Presidential candidate Bernie Sanders was born and raised in Brooklyn. A big Dodgers fan, Sanders was 16 years-old when they left town for Los Angeles. According to this story by Les Carpenter in The Guardian, that move played a large role in shaping Sanders’ view of businesses and, in turn, his politics.
Specifically he, like most kids, thought that the local professional sports team in some way belonged to Brooklyn. When they moved it dawned on him that sports teams are just businesses and that businesses serve their own interests and, as the story argues, set Sanders on the political course his continues to sail.
The fact that businesses serve their own interests is something most adults know, of course. It’s amazing to me, though — and very convenient for the owners of sports franchises — that so many adults refuse to see sports teams and leagues as the same as every other business, but I suppose that’s a conversation for another time.
The article goes on to talk more about Sanders’ relationship with baseball over the years, first as the mayor of Burlington, Vermont, trying to woo minor league teams to his town. His first effort was to try to get the city to buy a team and sell shares of it to citizens so it could be publicly owned. That didn’t work out but, eventually, some minor league teams came to Burlington.
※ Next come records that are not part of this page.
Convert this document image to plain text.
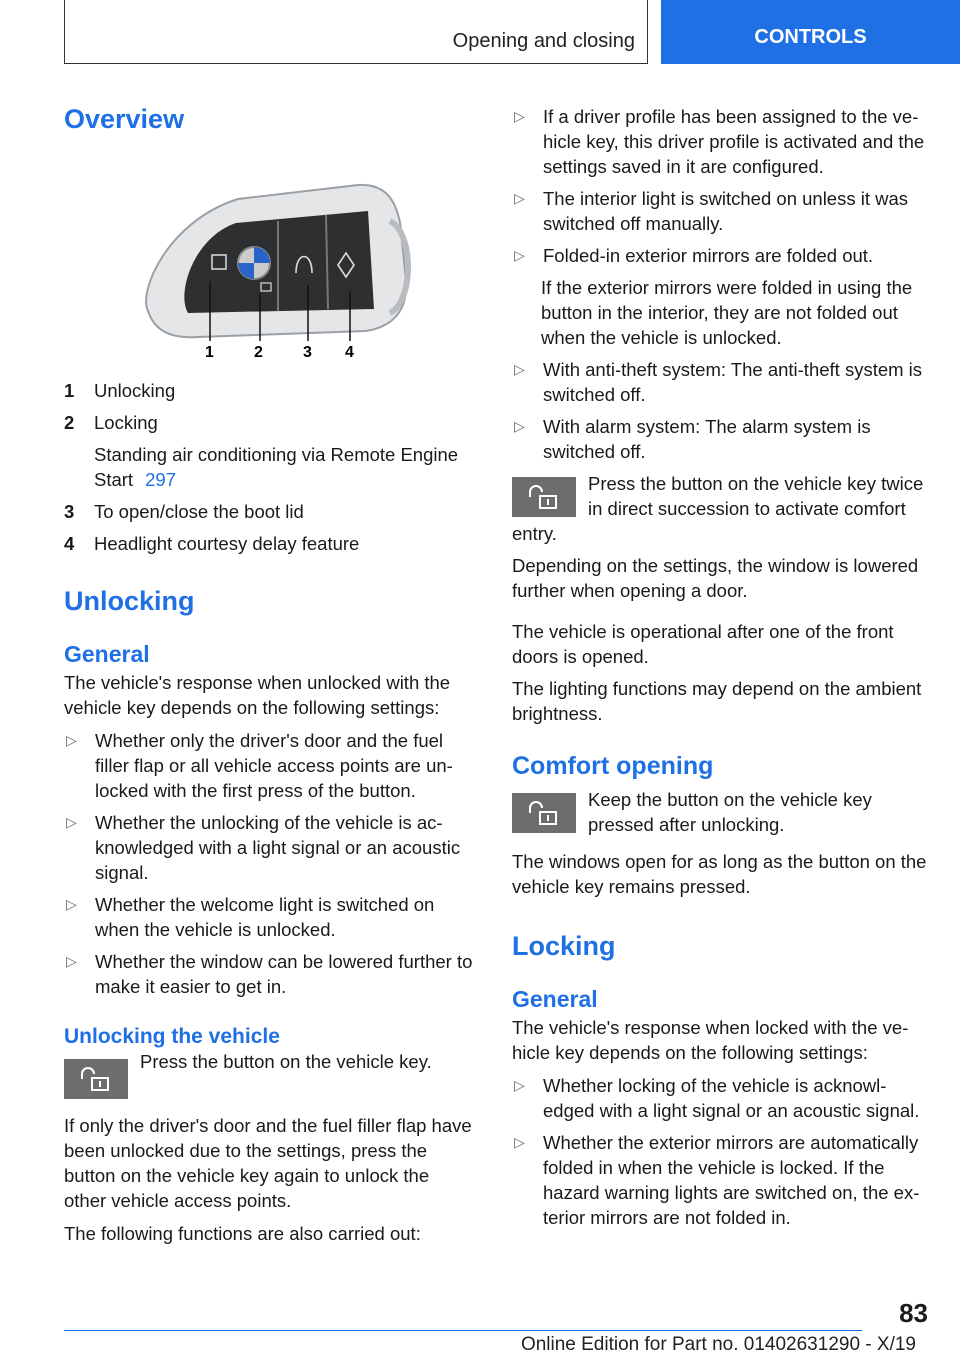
Opening and closing	CONTROLS
Overview
1	2	3 4
1	Unlocking
2	Locking
Standing air conditioning via Remote Engine Start 297
3	To open/close the boot lid
4	Headlight courtesy delay feature
Unlocking
General

The vehicle's response when unlocked with the vehicle key depends on the following settings:

▷ Whether only the driver's door and the fuel filler flap or all vehicle access points are unlocked with the first press of the button.
▷ Whether the unlocking of the vehicle is acknowledged with a light signal or an acoustic signal.
▷ Whether the welcome light is switched on when the vehicle is unlocked.
▷ Whether the window can be lowered further to make it easier to get in.
Unlocking the vehicle

Press the button on the vehicle key.

If only the driver's door and the fuel filler flap have been unlocked due to the settings, press the button on the vehicle key again to unlock the other vehicle access points.

The following functions are also carried out:

▷ If a driver profile has been assigned to the vehicle key, this driver profile is activated and the settings saved in it are configured.
▷ The interior light is switched on unless it was switched off manually.
▷ Folded-in exterior mirrors are folded out.

If the exterior mirrors were folded in using the button in the interior, they are not folded out when the vehicle is unlocked.

▷ With anti-theft system: The anti-theft system is switched off.
▷ With alarm system: The alarm system is switched off.

Press the button on the vehicle key twice in direct succession to activate comfort entry.

Depending on the settings, the window is lowered further when opening a door.

The vehicle is operational after one of the front doors is opened.

The lighting functions may depend on the ambient brightness.

Comfort opening

Keep the button on the vehicle key pressed after unlocking.

The windows open for as long as the button on the vehicle key remains pressed.

Locking
General

The vehicle's response when locked with the vehicle key depends on the following settings:

▷ Whether locking of the vehicle is acknowledged with a light signal or an acoustic signal.
▷ Whether the exterior mirrors are automatically folded in when the vehicle is locked. If the hazard warning lights are switched on, the exterior mirrors are not folded in.
83
Online Edition for Part no. 01402631290 - X/19
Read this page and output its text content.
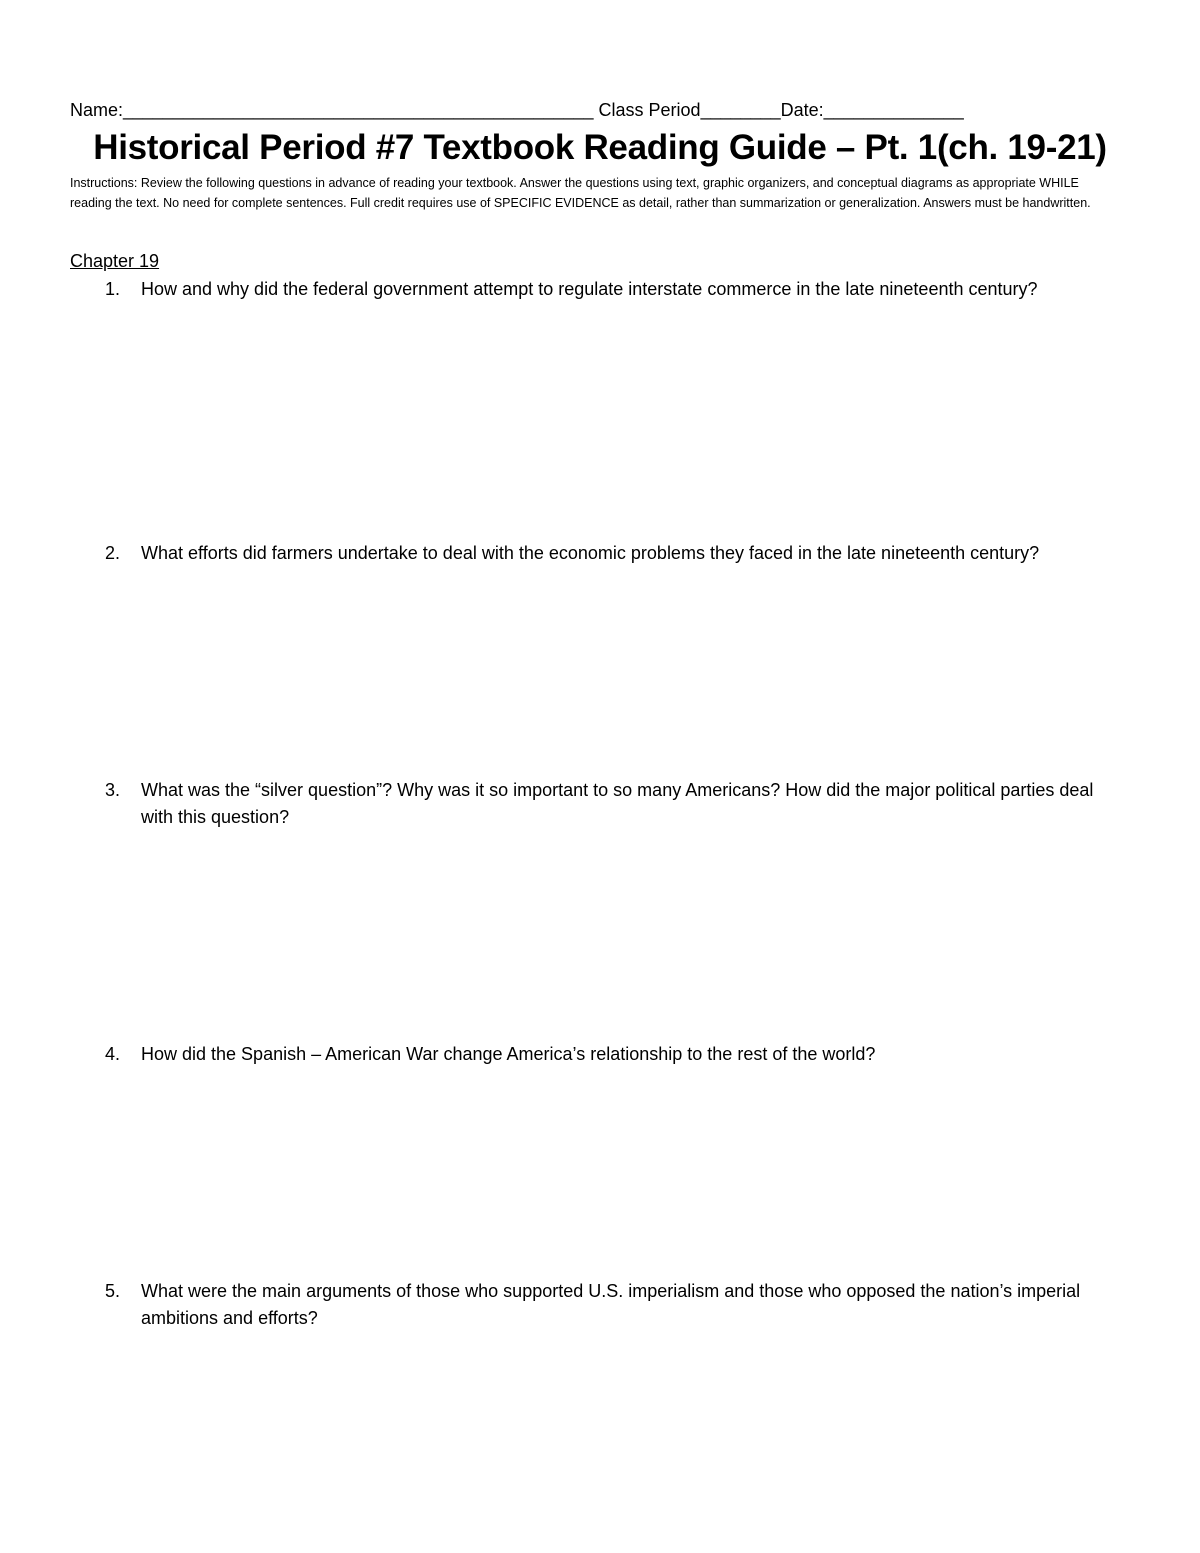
Name:_______________________________________________ Class Period________Date:______________
Historical Period #7 Textbook Reading Guide – Pt. 1(ch. 19-21)
Instructions: Review the following questions in advance of reading your textbook. Answer the questions using text, graphic organizers, and conceptual diagrams as appropriate WHILE reading the text. No need for complete sentences. Full credit requires use of SPECIFIC EVIDENCE as detail, rather than summarization or generalization. Answers must be handwritten.
Chapter 19
1. How and why did the federal government attempt to regulate interstate commerce in the late nineteenth century?
2. What efforts did farmers undertake to deal with the economic problems they faced in the late nineteenth century?
3. What was the “silver question”? Why was it so important to so many Americans? How did the major political parties deal with this question?
4. How did the Spanish – American War change America’s relationship to the rest of the world?
5. What were the main arguments of those who supported U.S. imperialism and those who opposed the nation’s imperial ambitions and efforts?
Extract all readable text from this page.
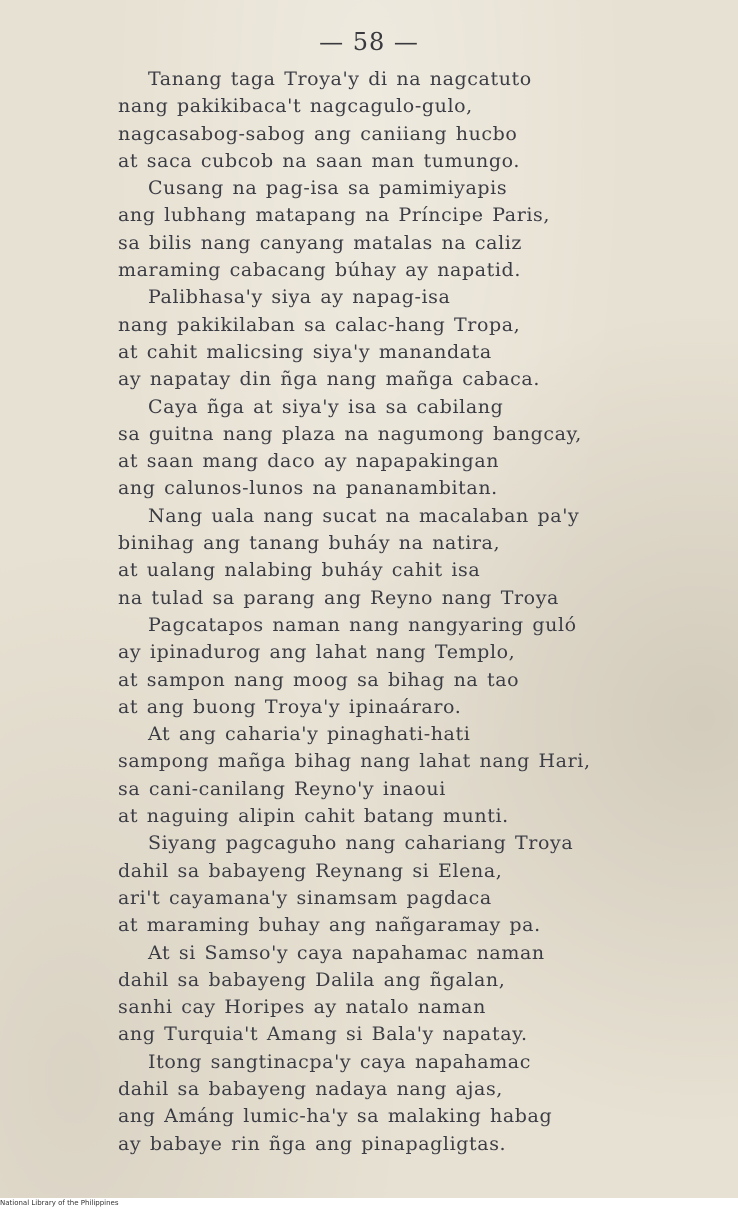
— 58 —
Tanang taga Troya'y di na nagcatuto
nang pakikibaca't nagcagulo-gulo,
nagcasabog-sabog ang caniiang hucbo
at saca cubcob na saan man tumungo.
Cusang na pag-isa sa pamimiyapis
ang lubhang matapang na Príncipe Paris,
sa bilis nang canyang matalas na caliz
maraming cabacang búhay ay napatid.
Palibhasa'y siya ay napag-isa
nang pakikilaban sa calac-hang Tropa,
at cahit malicsing siya'y manandata
ay napatay din ñga nang mañga cabaca.
Caya ñga at siya'y isa sa cabilang
sa guitna nang plaza na nagumong bangcay,
at saan mang daco ay napapakingan
ang calunos-lunos na pananambitan.
Nang uala nang sucat na macalaban pa'y
binihag ang tanang buháy na natira,
at ualang nalabing buháy cahit isa
na tulad sa parang ang Reyno nang Troya
Pagcatapos naman nang nangyaring guló
ay ipinadurog ang lahat nang Templo,
at sampon nang moog sa bihag na tao
at ang buong Troya'y ipinaáraro.
At ang caharia'y pinaghati-hati
sampong mañga bihag nang lahat nang Hari,
sa cani-canilang Reyno'y inaoui
at naguing alipin cahit batang munti.
Siyang pagcaguho nang cahariang Troya
dahil sa babayeng Reynang si Elena,
ari't cayamana'y sinamsam pagdaca
at maraming buhay ang nañgaramay pa.
At si Samso'y caya napahamac naman
dahil sa babayeng Dalila ang ñgalan,
sanhi cay Horipes ay natalo naman
ang Turquia't Amang si Bala'y napatay.
Itong sangtinacpa'y caya napahamac
dahil sa babayeng nadaya nang ajas,
ang Amáng lumic-ha'y sa malaking habag
ay babaye rin ñga ang pinapagligtas.
National Library of the Philippines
The article also talks about how he was on the committee that hauled in Sammy Sosa, Rafael Palmeiro, Mark McGwire and everyone in front of them for some steroids grandstanding back in 2005. Sanders, some of you may recall, gave a little speech about how big a waste of time it was and how Congress should be doing more important things.
I still haven’t made up my mind about Bernie Sanders as a presidential candidate, but I think he and I would see eye-to-eye when it comes to baseball.